Masern-Mumps-Röteln-Impfung könnte vor schweren Covid-19-Verläufen schützen

Nach Untersuchen von Mikrobiologen aus den USA hat die Masern-Mumps-Röteln (MMR) – Impfung möglicherweise das Potenzial, den Verlauf von Covid-19 abzumildern. Dies würde auch erklären, warum die überwiegend MMR – geimpften Kinder und Jugendlichen eine deutlich geringere Erkrankungs- und Todesrate aufweisen.

Lesedauer: 1 Minute

Korrelation zwischen Titer und Krankheitsverlauf

Die Wissenschaftler konnten zeigen, dass bei unter 42-Jährigen nach einer zweimaligen MMR-Impfung (MMR II-Impfstoff von Merck) eine Korrelation zwischen der Höhe von IgG-Titern gegen Mumps mit günstigeren Covid-19-Verläufen besteht. Nachgewiesen wurde dies bei 50 in den USA geborenen Probanden, die eine zweimalige MMR-Impfung erhalten hatten.
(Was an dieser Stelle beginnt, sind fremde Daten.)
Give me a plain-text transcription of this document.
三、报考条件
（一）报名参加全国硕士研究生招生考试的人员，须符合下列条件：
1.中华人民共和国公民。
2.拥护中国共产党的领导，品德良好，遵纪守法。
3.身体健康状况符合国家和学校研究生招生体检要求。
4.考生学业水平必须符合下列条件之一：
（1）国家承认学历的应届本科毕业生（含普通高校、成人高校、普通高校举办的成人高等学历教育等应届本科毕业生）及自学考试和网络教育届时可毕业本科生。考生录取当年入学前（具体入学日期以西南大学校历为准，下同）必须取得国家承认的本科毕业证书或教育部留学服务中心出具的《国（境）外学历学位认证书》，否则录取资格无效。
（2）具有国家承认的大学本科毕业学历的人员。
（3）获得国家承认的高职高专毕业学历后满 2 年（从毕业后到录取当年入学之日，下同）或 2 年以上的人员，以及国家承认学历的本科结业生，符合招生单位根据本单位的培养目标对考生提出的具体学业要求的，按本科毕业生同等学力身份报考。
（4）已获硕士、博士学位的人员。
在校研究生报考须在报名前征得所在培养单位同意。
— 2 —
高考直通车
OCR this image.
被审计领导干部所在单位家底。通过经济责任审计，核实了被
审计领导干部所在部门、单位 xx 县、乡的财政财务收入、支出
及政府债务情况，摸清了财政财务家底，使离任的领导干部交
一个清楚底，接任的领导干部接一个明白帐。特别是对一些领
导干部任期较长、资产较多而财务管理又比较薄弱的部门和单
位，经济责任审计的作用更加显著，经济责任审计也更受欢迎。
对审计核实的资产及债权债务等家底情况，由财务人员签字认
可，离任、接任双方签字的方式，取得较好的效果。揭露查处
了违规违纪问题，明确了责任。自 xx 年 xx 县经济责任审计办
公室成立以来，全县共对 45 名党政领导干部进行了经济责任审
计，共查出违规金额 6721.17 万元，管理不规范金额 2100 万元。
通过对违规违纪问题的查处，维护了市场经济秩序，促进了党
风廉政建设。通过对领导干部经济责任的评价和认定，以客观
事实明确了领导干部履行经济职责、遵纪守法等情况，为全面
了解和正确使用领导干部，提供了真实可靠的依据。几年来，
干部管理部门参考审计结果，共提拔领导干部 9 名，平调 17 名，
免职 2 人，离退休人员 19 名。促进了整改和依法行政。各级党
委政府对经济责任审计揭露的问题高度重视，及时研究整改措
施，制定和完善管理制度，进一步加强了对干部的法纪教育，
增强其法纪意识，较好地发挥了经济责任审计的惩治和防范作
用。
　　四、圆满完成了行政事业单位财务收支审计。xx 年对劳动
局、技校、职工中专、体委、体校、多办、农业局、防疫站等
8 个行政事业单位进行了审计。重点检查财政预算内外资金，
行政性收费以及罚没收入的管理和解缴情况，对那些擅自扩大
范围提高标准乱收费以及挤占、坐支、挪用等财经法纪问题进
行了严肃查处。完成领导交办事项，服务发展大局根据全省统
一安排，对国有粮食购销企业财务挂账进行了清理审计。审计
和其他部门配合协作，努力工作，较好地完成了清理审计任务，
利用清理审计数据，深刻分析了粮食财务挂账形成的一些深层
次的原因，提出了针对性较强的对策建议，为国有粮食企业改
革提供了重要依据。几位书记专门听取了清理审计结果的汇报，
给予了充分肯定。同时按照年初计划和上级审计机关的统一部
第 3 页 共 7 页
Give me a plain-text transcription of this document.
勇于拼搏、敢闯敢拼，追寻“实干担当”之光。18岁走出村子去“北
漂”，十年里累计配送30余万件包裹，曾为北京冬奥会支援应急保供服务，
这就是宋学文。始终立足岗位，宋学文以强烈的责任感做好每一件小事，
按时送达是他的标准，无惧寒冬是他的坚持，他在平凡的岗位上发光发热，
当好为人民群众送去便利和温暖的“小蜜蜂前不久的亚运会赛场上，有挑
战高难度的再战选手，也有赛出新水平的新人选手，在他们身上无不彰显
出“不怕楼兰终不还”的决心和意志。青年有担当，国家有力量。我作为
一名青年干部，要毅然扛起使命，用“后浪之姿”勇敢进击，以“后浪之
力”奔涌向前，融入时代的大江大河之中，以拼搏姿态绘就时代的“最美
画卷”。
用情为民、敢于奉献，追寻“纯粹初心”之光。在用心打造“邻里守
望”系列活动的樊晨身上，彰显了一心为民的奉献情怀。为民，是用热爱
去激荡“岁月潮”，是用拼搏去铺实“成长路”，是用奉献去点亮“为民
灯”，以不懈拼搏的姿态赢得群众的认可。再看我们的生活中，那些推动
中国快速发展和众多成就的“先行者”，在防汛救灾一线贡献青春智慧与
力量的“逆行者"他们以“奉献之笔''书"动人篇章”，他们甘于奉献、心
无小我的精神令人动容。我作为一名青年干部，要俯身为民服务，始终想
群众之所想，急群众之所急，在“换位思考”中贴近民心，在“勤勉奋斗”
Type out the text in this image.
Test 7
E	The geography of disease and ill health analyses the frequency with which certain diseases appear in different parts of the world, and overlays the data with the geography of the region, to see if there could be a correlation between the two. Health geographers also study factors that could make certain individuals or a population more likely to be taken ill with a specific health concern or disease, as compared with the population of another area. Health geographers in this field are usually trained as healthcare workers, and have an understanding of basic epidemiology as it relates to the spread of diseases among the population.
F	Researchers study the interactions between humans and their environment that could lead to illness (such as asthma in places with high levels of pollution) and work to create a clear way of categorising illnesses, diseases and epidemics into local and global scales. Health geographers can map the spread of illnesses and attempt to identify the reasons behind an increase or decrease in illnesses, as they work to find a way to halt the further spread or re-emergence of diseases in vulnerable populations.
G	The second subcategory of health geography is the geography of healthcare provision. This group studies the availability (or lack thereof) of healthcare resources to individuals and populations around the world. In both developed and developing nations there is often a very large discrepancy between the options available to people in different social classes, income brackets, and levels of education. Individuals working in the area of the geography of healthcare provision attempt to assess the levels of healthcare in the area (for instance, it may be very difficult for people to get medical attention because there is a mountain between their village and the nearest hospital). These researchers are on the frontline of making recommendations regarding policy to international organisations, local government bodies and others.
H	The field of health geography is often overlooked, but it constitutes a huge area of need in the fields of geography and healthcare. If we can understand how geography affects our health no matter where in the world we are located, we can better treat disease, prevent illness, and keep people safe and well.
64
In der Kontrollgruppe von 30 Ungeimpften, die Antikörpertiter aufgrund einer durchgemachten Erkrankung hatten, ließ sich solch eine Zusammenhang nicht nachweisen. Die Antikörpertiter gegen Masern und Röteln zeigten in beiden Gruppen keine Korrelation mit dem Covid-19-Verlauf.  

Mumpstiter wohl entscheidend

In der MMR II-Gruppe waren alle SARS-CoV-2-infizierten Probanden mit Mumpstitern von 134 bis 300 AU/ml asymptomatisch – alle Patienten mit leichten Covid-19-Symptomen hatten Titer unter 134 AU/ml. Diejenigen mit mittelschweren Symptomen wiesen Mumpstiter < 75 AU/ml auf und hospitalisierte Patienten mit Sauerstoffbedarf Titer unter 34 AU/ml.

Wenn sich dieser Zusammenhang in weiteren Untersuchungen bestätigt, könnte es sinnvoll sein, auch über 40-jährigen Ungeimpften MMR-Impfungen zu verabreichen – unabhängig davon, ob sie bereits Antikörpertiter gegen Masern, Mumps oder Röteln haben. Die höchsten Antikörpertiter lassen sich durch zwei Impfungen im Abstand von mindestens 28 Tagen erreichen.